Il punto è: chi sta tremando davvero sono autori, compositori, musicisti, arrangiatori. Gente che ha studiato, che ha fatto gavetta nei locali con i neon bruciati, che ha imparato a mettere in rima dolore e melodia. Per loro, vedere un codice Python sfornare una ballad struggente in 30 secondi è un pugno nello stomaco. O forse una pugnalata nel portafogli.

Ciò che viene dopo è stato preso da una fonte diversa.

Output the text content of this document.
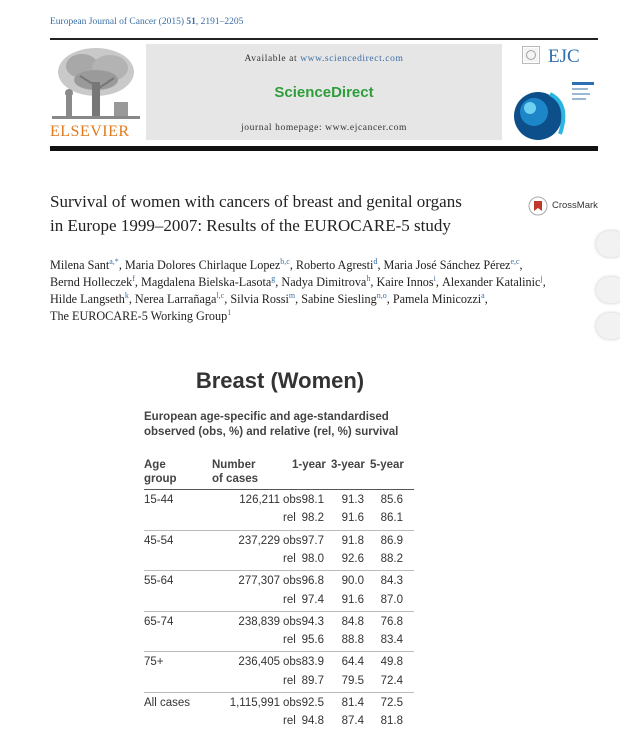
European Journal of Cancer (2015) 51, 2191–2205
ELSEVIER
Available at www.sciencedirect.com
ScienceDirect
journal homepage: www.ejcancer.com
EJC
Survival of women with cancers of breast and genital organs
in Europe 1999–2007: Results of the EUROCARE-5 study
CrossMark
Milena Sant$^{a,*}$, Maria Dolores Chirlaque Lopez$^{b,c}$, Roberto Agresti$^d$, Maria José Sánchez Pérez$^{e,c}$, Bernd Holleczek$^f$, Magdalena Bielska-Lasota$^g$, Nadya Dimitrova$^h$, Kaire Innos$^i$, Alexander Katalinic$^j$, Hilde Langseth$^k$, Nerea Larrañaga$^{l,c}$, Silvia Rossi$^m$, Sabine Siesling$^{n,o}$, Pamela Minicozzi$^a$, The EUROCARE-5 Working Group$^1$
Breast (Women)
European age-specific and age-standardised
observed (obs, %) and relative (rel, %) survival
Age
group
Number
of cases
1-year 3-year 5-year
15-44	126,211 obs 98.1	91.3	85.6
rel 98.2	91.6	86.1
45-54	237,229 obs 97.7	91.8	86.9
rel 98.0	92.6	88.2
55-64	277,307 obs 96.8	90.0	84.3
rel 97.4	91.6	87.0
65-74	238,839 obs 94.3	84.8	76.8
rel 95.6	88.8	83.4
75+	236,405 obs 83.9	64.4	49.8
rel 89.7	79.5	72.4
All cases	1,115,991 obs 92.5	81.4	72.5
rel 94.8	87.4	81.8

C’è chi urla al sacrilegio: “La musica è anima, non codice”. C’è chi invece si adegua e inizia a usare l’AI come co-autore silenzioso, magari per superare il blocco creativo o per generare bozze da sistemare a mano. E poi ci sono i produttori che, da sempre attenti al rapporto qualità/prezzo, iniziano a chiedersi se davvero servano sei autori per un ritornello che dice ‘baby baby baby’.

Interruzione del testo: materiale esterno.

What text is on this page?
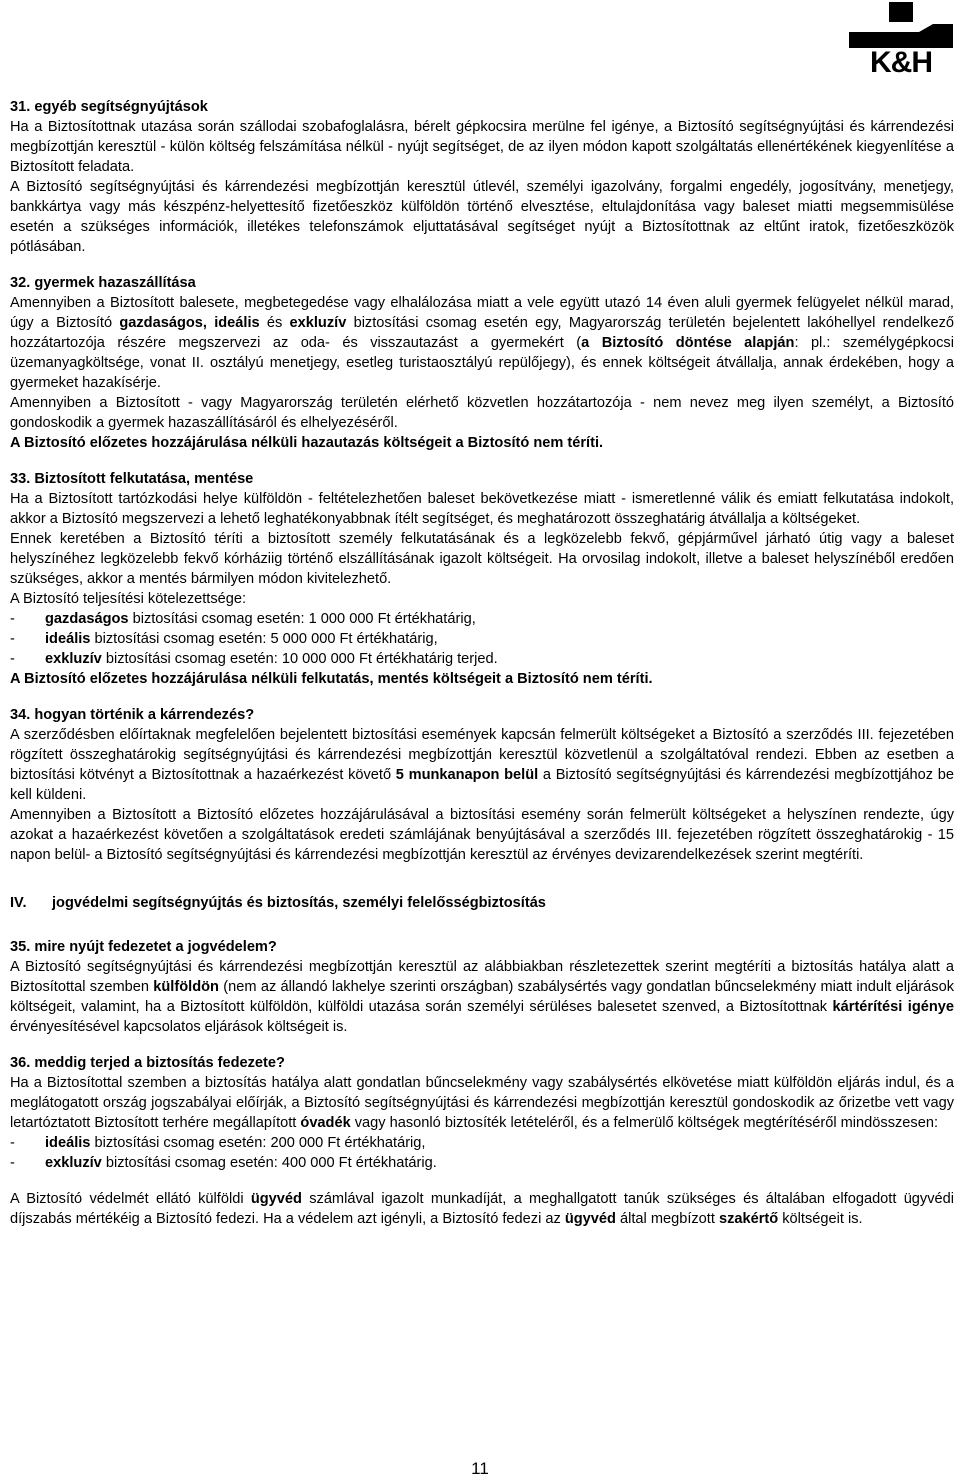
K&H

31. egyéb segítségnyújtások

Ha a Biztosítottnak utazása során szállodai szobafoglalásra, bérelt gépkocsira merülne fel igénye, a Biztosító segítségnyújtási és kárrendezési megbízottján keresztül - külön költség felszámítása nélkül - nyújt segítséget, de az ilyen módon kapott szolgáltatás ellenértékének kiegyenlítése a Biztosított feladata.

A Biztosító segítségnyújtási és kárrendezési megbízottján keresztül útlevél, személyi igazolvány, forgalmi engedély, jogosítvány, menetjegy, bankkártya vagy más készpénz-helyettesítő fizetőeszköz külföldön történő elvesztése, eltulajdonítása vagy baleset miatti megsemmisülése esetén a szükséges információk, illetékes telefonszámok eljuttatásával segítséget nyújt a Biztosítottnak az eltűnt iratok, fizetőeszközök pótlásában.

32. gyermek hazaszállítása

Amennyiben a Biztosított balesete, megbetegedése vagy elhalálozása miatt a vele együtt utazó 14 éven aluli gyermek felügyelet nélkül marad, úgy a Biztosító gazdaságos, ideális és exkluzív biztosítási csomag esetén egy, Magyarország területén bejelentett lakóhellyel rendelkező hozzátartozója részére megszervezi az oda- és visszautazást a gyermekért (a Biztosító döntése alapján: pl.: személygépkocsi üzemanyagköltsége, vonat II. osztályú menetjegy, esetleg turistaosztályú repülőjegy), és ennek költségeit átvállalja, annak érdekében, hogy a gyermeket hazakísérje.

Amennyiben a Biztosított - vagy Magyarország területén elérhető közvetlen hozzátartozója - nem nevez meg ilyen személyt, a Biztosító gondoskodik a gyermek hazaszállításáról és elhelyezéséről.

A Biztosító előzetes hozzájárulása nélküli hazautazás költségeit a Biztosító nem téríti.

33. Biztosított felkutatása, mentése

Ha a Biztosított tartózkodási helye külföldön - feltételezhetően baleset bekövetkezése miatt - ismeretlenné válik és emiatt felkutatása indokolt, akkor a Biztosító megszervezi a lehető leghatékonyabbnak ítélt segítséget, és meghatározott összeghatárig átvállalja a költségeket.

Ennek keretében a Biztosító téríti a biztosított személy felkutatásának és a legközelebb fekvő, gépjárművel járható útig vagy a baleset helyszínéhez legközelebb fekvő kórháziig történő elszállításának igazolt költségeit. Ha orvosilag indokolt, illetve a baleset helyszínéből eredően szükséges, akkor a mentés bármilyen módon kivitelezhető.

A Biztosító teljesítési kötelezettsége:

-	gazdaságos biztosítási csomag esetén: 1 000 000 Ft értékhatárig,
-	ideális biztosítási csomag esetén: 5 000 000 Ft értékhatárig,
-	exkluzív biztosítási csomag esetén: 10 000 000 Ft értékhatárig terjed.

A Biztosító előzetes hozzájárulása nélküli felkutatás, mentés költségeit a Biztosító nem téríti.

34. hogyan történik a kárrendezés?

A szerződésben előírtaknak megfelelően bejelentett biztosítási események kapcsán felmerült költségeket a Biztosító a szerződés III. fejezetében rögzített összeghatárokig segítségnyújtási és kárrendezési megbízottján keresztül közvetlenül a szolgáltatóval rendezi. Ebben az esetben a biztosítási kötvényt a Biztosítottnak a hazaérkezést követő 5 munkanapon belül a Biztosító segítségnyújtási és kárrendezési megbízottjához be kell küldeni.

Amennyiben a Biztosított a Biztosító előzetes hozzájárulásával a biztosítási esemény során felmerült költségeket a helyszínen rendezte, úgy azokat a hazaérkezést követően a szolgáltatások eredeti számlájának benyújtásával a szerződés III. fejezetében rögzített összeghatárokig - 15 napon belül- a Biztosító segítségnyújtási és kárrendezési megbízottján keresztül az érvényes devizarendelkezések szerint megtéríti.

IV.	jogvédelmi segítségnyújtás és biztosítás, személyi felelősségbiztosítás

35. mire nyújt fedezetet a jogvédelem?

A Biztosító segítségnyújtási és kárrendezési megbízottján keresztül az alábbiakban részletezettek szerint megtéríti a biztosítás hatálya alatt a Biztosítottal szemben külföldön (nem az állandó lakhelye szerinti országban) szabálysértés vagy gondatlan bűncselekmény miatt indult eljárások költségeit, valamint, ha a Biztosított külföldön, külföldi utazása során személyi sérüléses balesetet szenved, a Biztosítottnak kártérítési igénye érvényesítésével kapcsolatos eljárások költségeit is.

36. meddig terjed a biztosítás fedezete?

Ha a Biztosítottal szemben a biztosítás hatálya alatt gondatlan bűncselekmény vagy szabálysértés elkövetése miatt külföldön eljárás indul, és a meglátogatott ország jogszabályai előírják, a Biztosító segítségnyújtási és kárrendezési megbízottján keresztül gondoskodik az őrizetbe vett vagy letartóztatott Biztosított terhére megállapított óvadék vagy hasonló biztosíték letételéről, és a felmerülő költségek megtérítéséről mindösszesen:

-	ideális biztosítási csomag esetén: 200 000 Ft értékhatárig,
-	exkluzív biztosítási csomag esetén: 400 000 Ft értékhatárig.

A Biztosító védelmét ellátó külföldi ügyvéd számlával igazolt munkadíját, a meghallgatott tanúk szükséges és általában elfogadott ügyvédi díjszabás mértékéig a Biztosító fedezi. Ha a védelem azt igényli, a Biztosító fedezi az ügyvéd által megbízott szakértő költségeit is.

11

Cosa ci aspetta? Album interi generati in pochi minuti? Festival con cantanti sintetici? Jingle pubblicitari fatti da IA in stile trap-melodico? Tutto è possibile. E in parte sta già accadendo.
Nel frattempo, la musica continua. Umana o artificiale, purché funzioni.
E magari – chissà – fra poco anche l’AI scoprirà quanto è difficile scrivere una canzone che dica davvero qualcosa. Ma se ci riesce prima di noi, forse un paio di domande dovremmo farcele.